Shariah law prohibits paying or receiving interest, which means taking out a mortgage is difficult for many Muslims living in the UK. There are, however, a range of mortgages which have been created to enable Muslims to pay back a loan without compromising Islamic principles.
There are three types of Islamic mortgages.
Ijara Mortgages are the most common and are essentially lease-to-own contracts. The would-be buyer finds a home, agrees a price but then the lender pays for the property and becomes the owner. The buyer will enter a lease agreement with the lender and pay rent as a donation towards the purchase of the home. Once the buyer has paid enough rent to cover the purchase price of the home, payments stop and ownership is transferred to them.
Musharaka Mortgages are a type of ijara mortgage and involve the "buyer" becoming a shared owner of their new home. Once they have found their home, agreed a price and allowed the lender to become the owner they enter into a musharaka agreement. This means the buyer makes regular monthly repayments and, by doing this, is buying themselves a share of the property. The more repayments which are made, the more shares they own. Eventually they will own the entire home.
Murabaha Mortgages again involve the potential buyer finding their home, agreeing the price and then allowing the mortgage lender to purchase the property. However, the lender then sells the property to their client at a higher price. The price agreed is based on several factors including how much deposit is given on the day of the sale. Murabaha mortgages require at least 20% of the property's price to be paid up front. A repayment period must also be agreed, a factor which is also taken into account when agreeing the higher price.

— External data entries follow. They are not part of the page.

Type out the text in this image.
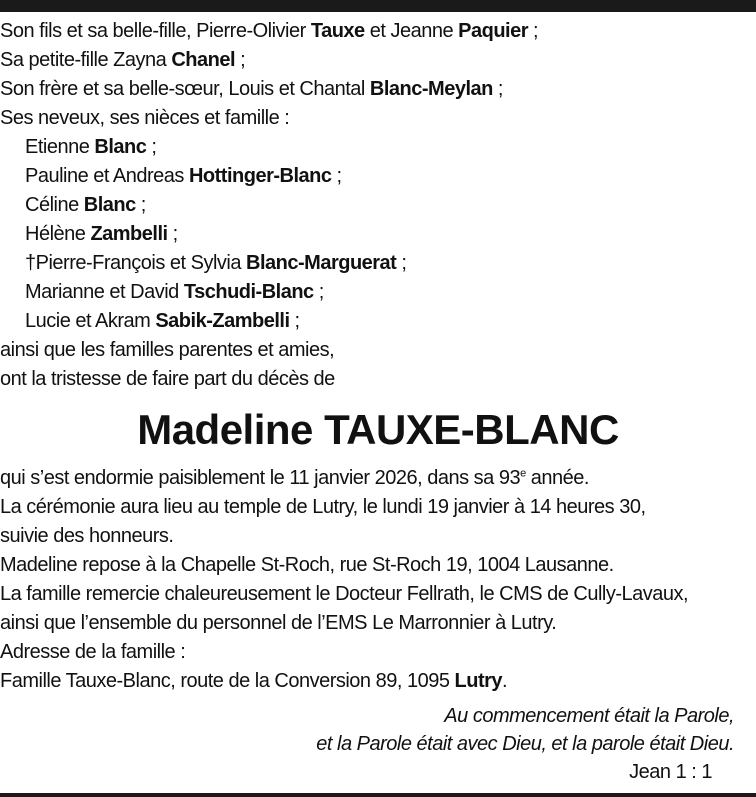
Son fils et sa belle-fille, Pierre-Olivier Tauxe et Jeanne Paquier ;
Sa petite-fille Zayna Chanel ;
Son frère et sa belle-sœur, Louis et Chantal Blanc-Meylan ;
Ses neveux, ses nièces et famille :
Etienne Blanc ;
Pauline et Andreas Hottinger-Blanc ;
Céline Blanc ;
Hélène Zambelli ;
†Pierre-François et Sylvia Blanc-Marguerat ;
Marianne et David Tschudi-Blanc ;
Lucie et Akram Sabik-Zambelli ;
ainsi que les familles parentes et amies,
ont la tristesse de faire part du décès de
Madeline TAUXE-BLANC
qui s’est endormie paisiblement le 11 janvier 2026, dans sa 93e année.
La cérémonie aura lieu au temple de Lutry, le lundi 19 janvier à 14 heures 30,
suivie des honneurs.
Madeline repose à la Chapelle St-Roch, rue St-Roch 19, 1004 Lausanne.
La famille remercie chaleureusement le Docteur Fellrath, le CMS de Cully-Lavaux,
ainsi que l’ensemble du personnel de l’EMS Le Marronnier à Lutry.
Adresse de la famille :
Famille Tauxe-Blanc, route de la Conversion 89, 1095 Lutry.
Au commencement était la Parole,
et la Parole était avec Dieu, et la parole était Dieu.
Jean 1 : 1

Who are Islamic Mortgages for?
With interest being unlawful under Shariah law, the principles by which Muslims live, taking out a mortgage is out of the question for people who closely follow these beliefs. In the past, unless a Muslim living in the UK was wealthy enough to buy a house outright, they would either have to defy Islamic law or simply not purchase a house at all. Islamic mortgages, therefore, make house-buying a possibility even for the most devout followers of Islam.
Pitfalls of Islamic Mortgages
Critics argue these mortgages still require the property-buyer to pay interest, but are designed merely to mask the process, not avoid it. Also, most mortgage lenders - including those who offer Islamic mortgages - fund their lending via the money market themselves. Therefore, many Shariah-compliant mortgages have been financed from a source where interest is charged.
These mortgages might also be provided by lenders who are involved in financing businesses whose interests go against Shariah law. Strict Muslims may not be happy with their lender being involved with firms such as breweries or casinos, for example.
Although the theological problems create a minefield for buyers, most providers of Islamic mortgages consult scholars of Islam to ensure their product is sound.
Where to buy Islamic mortgages
The United Bank of Kuwait and the West Bromwich Building Society have been the main providers in this market for years. The removal of stamp duty on Islamic mortgages in 2003, however, saw several other lenders move in, including HSBC and Lloyds TSB. Mortgage brokers can help buyers to find the best deal by searching the market and many Islamic mortgages are available online, via lenders' websites or comparison sites.